Set Associative Cache: Example

- Consider 2-way set associative cache with 4 sets, and 8-byte blocks. Assume 16-bit address.
  a. provide address format.
    8-byte blocks → 3-bit block offset; 4 sets → 2-bit index
    4-byte data (words) → 2-bit byte offset
    3-bit block offset = 2-bit byte offset + 1-bit word offset
    16-bit address = 11-bit tag + 2-bit index+1-bit word offset +2-bit byte offset
  b. Provide cache layout
  c. For address sequence: 8, 0, 52, 20, 56, 16, 24, 116, 20, 8, 16
     indicate hit/miss and content of the cache, initially empty,
### Comparing Finding a Block

<table>
<thead>
<tr>
<th>Associativity</th>
<th>Location method</th>
<th>Tag comparisons</th>
</tr>
</thead>
<tbody>
<tr>
<td>Direct mapped</td>
<td>Index entry</td>
<td>1</td>
</tr>
<tr>
<td>n-way set associative</td>
<td>Index set, then search n entries within the set</td>
<td>n</td>
</tr>
<tr>
<td>Fully associative</td>
<td>Search all entries</td>
<td>Number of entries</td>
</tr>
</tbody>
</table>

- Reduce a number of comparisons to reduce cost.

### Replacement Policy

- Refers to the situation when on a miss there is no room for a new block and one of existing blocks in the cache has to be removed from caches.
- Direct mapped cache: no choice.
- N-way set associative cache:
  - choose among \( n \) entries in the set;
- Fully associative cache:
  - choose among all entries in the cache;
- Least-recently used (LRU) replacement policy:
  - choose the one unused for the longest time,
  - simple for 2-way, manageable for up to 16-way, probably too inefficient beyond that;
- Random replacement policy also possibility;
Cache Writing on Hit

- Write is more complex and longer than read since:
  - write and tag comparison can not proceed simultaneously as read and tag comparison can in the case of cache read,
  - only a portion of the block has to be updated;
- Two approaches when cache hit: write through & write back
- Write through technique:
  - updates a main memory and the block in cache,
  - but it makes writes take longer and it does not take advantage of cache, although simple to implement.
- Improvements to this technique → special write buffer:
  - it holds data waiting to be written to memory,
  - CPU continues immediately, and CPU stalls on write only if write buffer is already full.
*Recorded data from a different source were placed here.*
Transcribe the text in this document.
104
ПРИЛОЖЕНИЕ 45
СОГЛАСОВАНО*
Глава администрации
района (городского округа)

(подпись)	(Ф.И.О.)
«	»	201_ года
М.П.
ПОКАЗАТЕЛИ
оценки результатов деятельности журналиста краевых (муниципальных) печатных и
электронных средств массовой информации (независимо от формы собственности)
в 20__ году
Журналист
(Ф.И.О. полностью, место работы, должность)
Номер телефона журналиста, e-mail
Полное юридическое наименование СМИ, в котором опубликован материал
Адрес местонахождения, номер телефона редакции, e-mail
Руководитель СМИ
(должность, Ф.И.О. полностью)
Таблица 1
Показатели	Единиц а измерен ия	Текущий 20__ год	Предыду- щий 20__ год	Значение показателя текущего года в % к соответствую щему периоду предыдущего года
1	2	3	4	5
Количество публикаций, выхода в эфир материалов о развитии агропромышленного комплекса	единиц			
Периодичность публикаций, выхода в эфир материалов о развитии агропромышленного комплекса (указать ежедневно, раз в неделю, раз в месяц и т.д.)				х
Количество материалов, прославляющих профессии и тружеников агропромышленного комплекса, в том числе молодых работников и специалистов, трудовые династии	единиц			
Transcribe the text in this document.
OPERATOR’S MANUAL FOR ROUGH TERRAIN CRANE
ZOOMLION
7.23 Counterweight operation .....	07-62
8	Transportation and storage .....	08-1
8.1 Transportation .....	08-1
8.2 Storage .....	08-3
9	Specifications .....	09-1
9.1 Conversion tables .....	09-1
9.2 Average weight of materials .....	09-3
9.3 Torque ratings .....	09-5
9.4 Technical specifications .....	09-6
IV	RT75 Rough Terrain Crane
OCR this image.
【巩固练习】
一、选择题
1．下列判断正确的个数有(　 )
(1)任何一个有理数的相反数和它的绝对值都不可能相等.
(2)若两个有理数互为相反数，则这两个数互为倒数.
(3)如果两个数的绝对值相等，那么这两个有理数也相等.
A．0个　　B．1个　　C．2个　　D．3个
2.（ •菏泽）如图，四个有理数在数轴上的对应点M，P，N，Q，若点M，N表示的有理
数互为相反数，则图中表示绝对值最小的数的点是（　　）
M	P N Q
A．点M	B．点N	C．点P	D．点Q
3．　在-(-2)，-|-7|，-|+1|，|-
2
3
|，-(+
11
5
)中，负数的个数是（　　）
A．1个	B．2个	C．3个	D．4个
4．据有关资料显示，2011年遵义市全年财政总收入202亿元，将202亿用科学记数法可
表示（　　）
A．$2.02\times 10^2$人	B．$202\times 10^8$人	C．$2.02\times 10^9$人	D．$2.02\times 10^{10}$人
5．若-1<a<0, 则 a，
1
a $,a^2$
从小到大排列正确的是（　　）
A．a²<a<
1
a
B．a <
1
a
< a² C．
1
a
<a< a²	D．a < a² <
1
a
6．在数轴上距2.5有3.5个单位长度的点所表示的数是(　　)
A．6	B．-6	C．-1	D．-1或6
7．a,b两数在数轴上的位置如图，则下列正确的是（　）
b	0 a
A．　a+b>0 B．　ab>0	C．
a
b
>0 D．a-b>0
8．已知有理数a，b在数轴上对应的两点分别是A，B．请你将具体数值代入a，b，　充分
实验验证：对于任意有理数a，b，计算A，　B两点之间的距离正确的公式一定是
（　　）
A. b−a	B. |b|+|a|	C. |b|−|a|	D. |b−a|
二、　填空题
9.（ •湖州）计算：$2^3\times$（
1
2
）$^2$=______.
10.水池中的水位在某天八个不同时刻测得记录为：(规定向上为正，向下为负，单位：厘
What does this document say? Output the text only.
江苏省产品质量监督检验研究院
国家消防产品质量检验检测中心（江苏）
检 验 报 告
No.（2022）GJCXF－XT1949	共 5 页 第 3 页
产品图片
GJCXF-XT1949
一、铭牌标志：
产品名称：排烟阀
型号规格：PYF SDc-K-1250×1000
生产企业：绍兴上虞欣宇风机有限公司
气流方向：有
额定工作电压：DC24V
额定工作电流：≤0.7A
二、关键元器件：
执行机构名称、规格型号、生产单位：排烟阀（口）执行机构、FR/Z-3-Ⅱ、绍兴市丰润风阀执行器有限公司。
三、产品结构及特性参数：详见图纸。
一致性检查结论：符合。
Cache Writing on Hit (cont.)

- Write back technique:
  - just update the block in cache,
  - keep track of whether or not a block has been updated; each entry has a dirty bit for that purpose.
  - update in memory when cache entry has to be replaced
- Cache and memory are inconsistent; problem in multi-processor (-core) systems. Why?
  - When a dirty block is to be replaced:
    - write it back to memory,
    - can also use write buffer,
- Write through is usually found in level 1 data caches backed by level 2 cache that uses write back.

Cache Writing on Miss

- What should happen on a write miss?
- Write-allocate: load block into cache, and update in cache (good if more writes to the location follow);
  - Write-back usually uses write-allocate;
- No-write-allocate: writes immediately only to main memory;
  - Write-through usually uses no-write-allocate

Intel Core i7 Cache Hierarchy

Processor package Intel Core i7 (4 cores):
- L1: i-cache and d-cache: 32 KB each, 8-way
- Access: 4 cycles
- L2: unified cache: 256 KB, 8-way
- Access: 13 cycles
- L3: unified cache:
  - 8 MB, 16-way
  - Access: 30-40 cycles
- Block size: 64 bytes for all caches.